Saudi Arabia hosts clandestine Taliban-govt talks
KABUL (Pajhwok): Following crucial face-to-face talks in Murree, a tourists resort close to Islamabad, a clandestine meeting was held between a two-member Taliban delegation and Afghan government officials in Saudi Arabia, a well-placed source said on Monday
Representatives of Taliban’s Qatar office were also in attendance, a senior Afghan official familiar with the development told Pajhwok Afghan News. The Saudi Arabia contact took place soon after the peace talks in Pakistan.
The ground-breaking in Murree were also attended by observers from China and United States. The parties agreed to meet again after Ramadan, probably within a week, either in Pakistan or China.
Wishing anonymity, the official said Saudi authorities had invited the two-member delegation soon after the Murree talks to the oil-rich kingdom, where detailed discussions regarding the peace process were held.
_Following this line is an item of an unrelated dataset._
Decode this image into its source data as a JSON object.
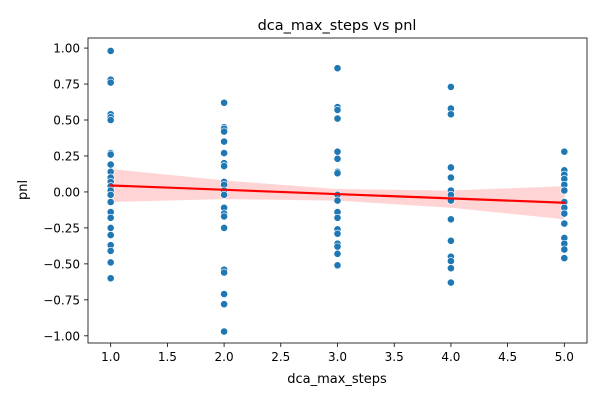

Meanwhile, a source close to the Taliban delegation said Pakistani officials, who briefed the Saudi authorities on the Murree sitting, had facilitated the latest round of furtive negotiations.
Taliban’s former deputy foreign minister Mullah Abdul Jalil and former ex-governor of Kandahar Mullah Mohammad Hassan Rahmani met Saudi officials at Pakistan’s request. Some Pakistani officials also visited Riyadh to join the meeting.
The delegation held thoroughgoing discussions with top Saudi and Afghan officials, including Haji Din Mohammad, on the agenda of the dialogue.
One Afghan official confirmed Haji Din Mohammad’s visit to Saudi Arabia and his meeting with the Taliban delegation and representatives from their Qatar bureau. However, he refused to give further details of the meeting. Taliban representatives from the Qatar office might participate in the second round of discussions, he hoped.
The venue of the second round of discussion has not been finalised yet, but China or Pakistan may host the dialogue. A source in the High Peace Council (HPC) earlier indicated the talks might take place in China.
On the other hand, the Pakistani media reported last week that Islamabad would host the second round of dialogue, where a number of confidence-building measures, including a ceasefire, are to be discussed.
Maulvi Shahzada Shahid, HPC spokesman, said the two parties had agreed in Murree to meet again on July 29. Release of prisoners, coordination, government system, amendments in the basic law and removing the names of Taliban leaders from the blacklist will be on the agenda.
Mullah Mohammad Omer, Taliban’s supreme leader, supported the peace talks during his Eid message. President Mohammad Ashraf Ghani, who has evinced a willingness to consider Taliban’s demands, has welcomed Omar’s message.